A similar private sector CEO would earn 10 times the salary of a school superintendent, he said. Domenech was making more than $300,000 as the superintendent of Fairfax County, Va., more than a decade ago.
No other superintendent in the region will make as much as Santelises. Baltimore County’s Darryl Williams, who had not been a superintendent before he took the job in July, is making $290,000, slightly less than Santelises is currently. Howard County Superintendent Michael J. Martirano is earning $285,000,
Anne Arundel County’s superintendent makes $279,000 and Harford’s makes $217,000.
To some degree, superintendent salaries increase with the enrollment of their school districts. Large suburban and urban school superintendents earn more than those overseeing small, rural districts, according to the the school administrators association.
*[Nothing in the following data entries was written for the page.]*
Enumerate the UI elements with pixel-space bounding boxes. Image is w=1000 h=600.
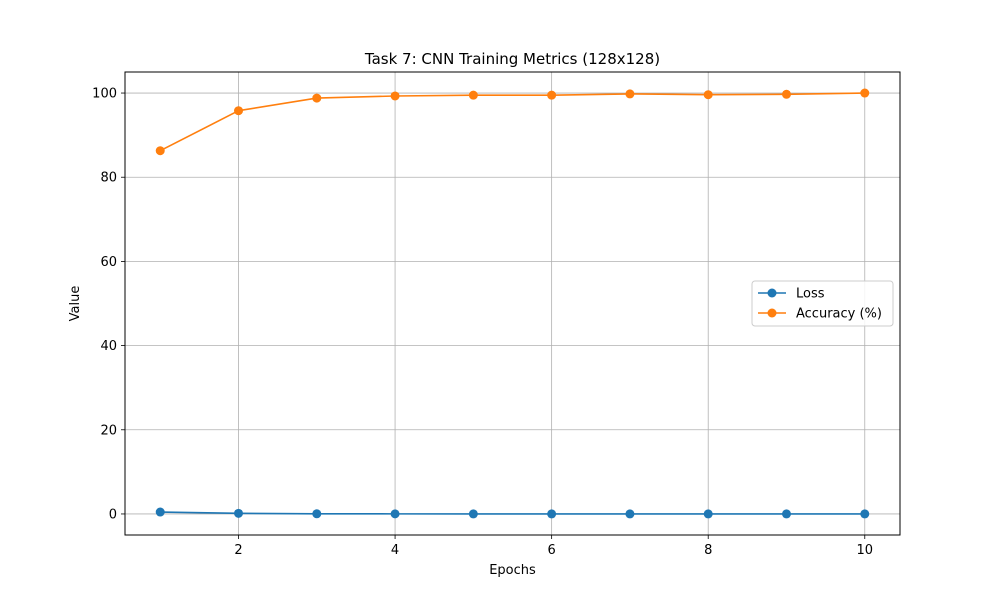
series-group	[155, 88, 870, 519]
legend-item: Accuracy (%)	[758, 307, 882, 322]
data-point	[234, 508, 244, 518]
data-point	[390, 91, 400, 101]
data-point	[234, 106, 244, 116]
data-point	[547, 509, 557, 519]
data-point	[312, 509, 322, 519]
legend: Loss Accuracy (%)	[751, 280, 894, 327]
legend-item: Loss	[758, 287, 825, 302]
y-tick-label: 80	[100, 171, 117, 186]
y-tick-label: 60	[100, 255, 117, 270]
data-point	[390, 509, 400, 519]
grid	[125, 72, 900, 535]
x-axis-label: Epochs	[489, 563, 536, 578]
legend-marker	[767, 308, 777, 318]
y-tick-label: 100	[92, 87, 117, 102]
y-tick-label: 40	[100, 339, 117, 354]
data-point	[781, 509, 791, 519]
legend-marker	[767, 288, 777, 298]
series-1	[155, 88, 870, 156]
data-point	[312, 93, 322, 103]
data-point	[625, 89, 635, 99]
x-tick-label: 10	[856, 543, 873, 558]
data-point	[860, 88, 870, 98]
data-point	[155, 146, 165, 156]
legend-label: Accuracy (%)	[796, 307, 882, 322]
data-point	[625, 509, 635, 519]
data-point	[860, 509, 870, 519]
legend-label: Loss	[796, 287, 825, 302]
x-tick-label: 6	[548, 543, 556, 558]
series-line	[159, 92, 865, 152]
data-point	[468, 509, 478, 519]
chart-title: Task 7: CNN Training Metrics (128x128)	[364, 50, 660, 68]
data-point	[781, 89, 791, 99]
data-point	[155, 507, 165, 517]
data-point	[547, 90, 557, 100]
data-point	[468, 90, 478, 100]
x-tick-label: 2	[234, 543, 242, 558]
x-tick-label: 4	[391, 543, 399, 558]
series-line	[160, 511, 865, 515]
data-point	[703, 509, 713, 519]
y-axis-label: Value	[68, 286, 83, 322]
plot-frame	[124, 71, 901, 536]
y-tick-label: 0	[109, 507, 117, 522]
data-point	[703, 90, 713, 100]
legend-box	[751, 280, 894, 327]
y-tick-label: 20	[100, 423, 117, 438]
x-tick-label: 8	[704, 543, 712, 558]
series-0	[155, 507, 870, 519]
Joe Hairston, who led the Baltimore County system for 12 years, was earning $314,000 when he retired in 2012 after 12 years. Dallas Dance, a much younger, first time superintendent who followed Hairston, earned $275,000 a year when he resigned after five years in 2017.
Santelises’ contract also says she will earn a 2.5% annual pay increase each year during the four years of the contract. In addition, she will receive 38 days of paid vacation each year — and will be allowed to carry over 15 days of that vacation.
After the vote, Santelises set high expectations for her next four years. She said she had the right team in place to secure greater gains in student achievement. In her first three years she had increases in achievement in math and English language arts, but she said there are still too many students graduating without the basic skills they need to get a job.
“The last last three and a half years was the foundation laying and now we are going for the big prize,” she said, of systemwide increases in achievement.